DANVILLE, Va. – Fifth grade teacher Allison Parris has been busy this past month despite not being in her classroom.
“A lot of adjustment and a lot of trial and error, gathering information and trying to figure out what our kids have access to and what they don’t," Parris said.
She has three children of her own who she's also been working to educate.
“My husband and I sat down and we said, ‘We will have a schedule, that way everybody knows.’ It’s posted in all their bedrooms; it’s posted in the kitchen," Parris explained.
The education goes both ways though.
“I have learned and taught myself so many different little gadgets and things, like on Class Dojo, Google Classroom," Parris said. "I definitely think that we will be using things like that next year.”
Learning isn't just confined to teachers and students.
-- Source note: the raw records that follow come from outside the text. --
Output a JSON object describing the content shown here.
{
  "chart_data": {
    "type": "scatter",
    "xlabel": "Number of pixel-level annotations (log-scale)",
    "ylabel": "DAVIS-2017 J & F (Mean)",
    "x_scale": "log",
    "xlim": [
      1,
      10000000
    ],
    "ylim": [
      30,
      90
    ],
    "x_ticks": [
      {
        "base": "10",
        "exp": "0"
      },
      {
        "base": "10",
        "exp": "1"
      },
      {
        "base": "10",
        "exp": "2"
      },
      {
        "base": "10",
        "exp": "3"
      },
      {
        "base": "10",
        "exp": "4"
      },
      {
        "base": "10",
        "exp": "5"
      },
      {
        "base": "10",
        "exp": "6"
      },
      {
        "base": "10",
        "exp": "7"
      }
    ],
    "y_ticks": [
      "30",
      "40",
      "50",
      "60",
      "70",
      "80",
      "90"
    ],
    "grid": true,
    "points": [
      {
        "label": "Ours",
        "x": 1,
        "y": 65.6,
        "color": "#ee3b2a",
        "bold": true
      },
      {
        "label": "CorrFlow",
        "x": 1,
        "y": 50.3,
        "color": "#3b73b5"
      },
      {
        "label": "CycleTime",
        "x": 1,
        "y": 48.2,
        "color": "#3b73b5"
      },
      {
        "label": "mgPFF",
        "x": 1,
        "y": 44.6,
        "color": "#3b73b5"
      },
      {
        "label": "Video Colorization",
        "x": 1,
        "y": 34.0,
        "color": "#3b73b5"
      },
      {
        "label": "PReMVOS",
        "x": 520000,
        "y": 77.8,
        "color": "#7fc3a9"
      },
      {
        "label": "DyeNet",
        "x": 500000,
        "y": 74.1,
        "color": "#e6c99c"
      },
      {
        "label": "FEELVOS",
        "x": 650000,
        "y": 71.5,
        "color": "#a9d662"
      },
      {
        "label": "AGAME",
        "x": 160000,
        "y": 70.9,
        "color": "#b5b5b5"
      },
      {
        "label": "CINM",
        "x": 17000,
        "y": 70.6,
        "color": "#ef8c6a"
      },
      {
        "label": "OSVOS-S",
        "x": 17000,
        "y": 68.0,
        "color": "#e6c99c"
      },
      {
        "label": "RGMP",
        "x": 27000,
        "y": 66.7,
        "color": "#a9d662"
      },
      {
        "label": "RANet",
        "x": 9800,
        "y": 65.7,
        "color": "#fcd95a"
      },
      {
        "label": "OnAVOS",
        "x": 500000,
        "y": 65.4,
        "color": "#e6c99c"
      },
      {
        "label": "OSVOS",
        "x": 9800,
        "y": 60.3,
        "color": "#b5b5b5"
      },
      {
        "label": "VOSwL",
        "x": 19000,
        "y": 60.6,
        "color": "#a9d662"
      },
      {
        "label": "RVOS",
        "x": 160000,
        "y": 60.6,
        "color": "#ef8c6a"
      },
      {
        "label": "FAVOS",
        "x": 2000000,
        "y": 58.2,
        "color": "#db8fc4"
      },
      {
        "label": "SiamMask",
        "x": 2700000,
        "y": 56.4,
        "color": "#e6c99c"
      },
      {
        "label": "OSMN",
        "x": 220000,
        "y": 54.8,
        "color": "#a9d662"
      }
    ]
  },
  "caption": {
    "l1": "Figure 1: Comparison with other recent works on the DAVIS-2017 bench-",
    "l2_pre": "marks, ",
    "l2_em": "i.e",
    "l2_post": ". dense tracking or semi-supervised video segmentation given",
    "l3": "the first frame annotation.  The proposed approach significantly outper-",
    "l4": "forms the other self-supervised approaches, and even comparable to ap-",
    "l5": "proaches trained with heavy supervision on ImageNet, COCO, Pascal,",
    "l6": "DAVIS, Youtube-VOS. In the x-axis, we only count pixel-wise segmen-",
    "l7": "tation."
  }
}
The school district’s nutrition director, Phillip Gardner, said keeping kids fed has been a learning process.
“It started with a very small process on how we decided we wanted to feed the kids with our food truck that we acquired last year," said Gardner.
There are now 13 feeding sites throughout the city.
“What we found initially, transportation was a barrier with parents having to be at work and such. So we wanted to get into centralized locations where the students could walk to the locations," said Gardner.
Proof that even when schools are closed, learning, in more ways than one, doesn't stop.